The Mexicans stayed on the ranch about nine months, then returned to their homes for a short visit. They were the most invariable creatures I ever knew. When they departed for Taos or Trinidad or Antonito, perhaps in July, they would announce on what date and by what train they would return in October. That was the end of it, and upon the appointed day in October someone would meet the designated train from which the smiling herder alighted. They never failed and they never left until another herder was there to take care of the sheep.

One summer during this vacation period, eight new herders came to replace eight that were going home. They were a fierce looking lot from a different section of the country. They had been on the ranch only a short time when Steve began to have trouble with them.

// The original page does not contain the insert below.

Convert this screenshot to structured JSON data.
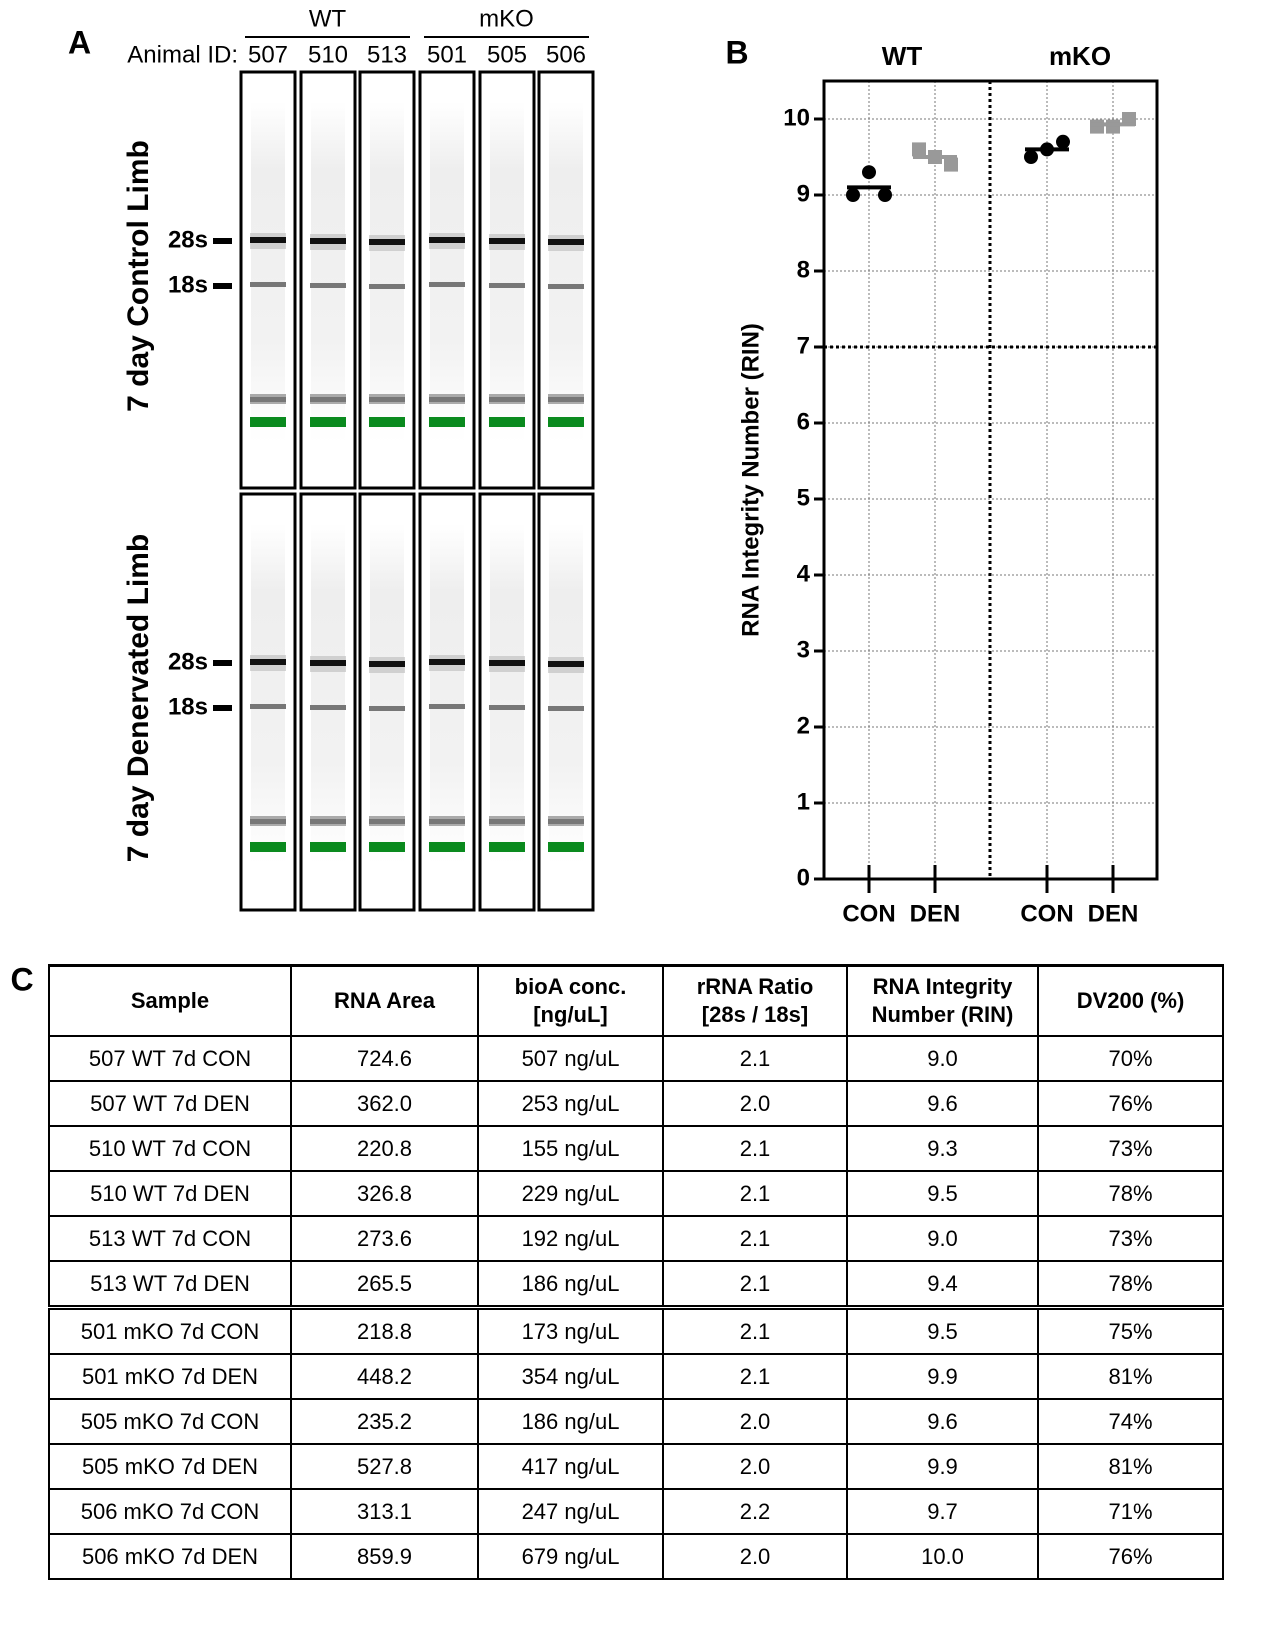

They were late getting their sheep out in the morning, they drove them too rapidly and brought them in too early in the evening. In a few weeks the sheep began to lose flesh and show the effects of bad handling.

The newcomers disobeyed all orders, unless Steve happened to be on the spot. He had to watch them constantly. He came up to a camp unexpectedly one noon and found two of these Mexicans ready to sit down to a dinner they had just cooked. It was an invariable rule that the herders should take a lunch with them, for their mid-day meal, and not return to the camp. They had left their sheep alone, so Steve made them leave their dinner and go back to their bands, while he stayed to make sure they did not return.

It was impossible to discharge them until new herders could be brought from New Mexico and he and Owen talked over the situation at length that night.

Early in the morning Steve went out on another trip of inspection. About two o’clock he rode into the yard, his face covered with blood from a deep gash in his head. He fell from his horse into Owen’s arms. We brought him in, washed off the blood, gave him a stimulant and waited until he was able to tell us what had happened.

It developed that as he came in sight of the camp he saw four of the Mexicans outside of the cabin. They stood motionless as he approached, then began to hurl rocks at him. One hit his horse and he was nearly thrown but managed to keep his seat. He was struck several times on the body. Although realizing that the Mexicans intended to kill him, he jumped off his horse and went toward them. A rock struck his head, but with undaunted courage he picked up some of the rocks and threw them back at the herders. They had not expected that turn to the affair and ran into the cabin. Steve was unarmed and too badly hurt, single handed, to deal with the Mexicans, so he got on his horse, with difficulty, and came back to the ranch.

The next thing I knew, Owen, Bill and Fred, each carrying a gun, got into the wagon and drove off.

When anything happened it came with such suddenness there was never opportunity for questions, besides, my association with men had taught me the value of silence—in an emergency.

In a few hours Owen and Fred came back. They had met the eight new herders walking into the ranch to “quit”. They walked back to their respective camps instead, their pace accelerated by a loaded gun pointing at their backs. The cabins were searched, several villainous looking knives confiscated and eight subdued cut-throats returned to the peaceful occupation of herding sheep, under Bill’s watchful eye and loaded gun.

Owen said that it wasn’t at all necessary for the Mexicans to understand English since Bill’s few remarks were sufficiently lurid to attract their attention.

Until other herders could be brought to the ranch, one white man, always armed, stayed at each camp, constantly on guard lest the vindictive herders set fire to the camps or kill the sheep. These were no gentle children from the land of Mañana; we discovered they were desperate characters from Old Mexico, to whom murder was second nature.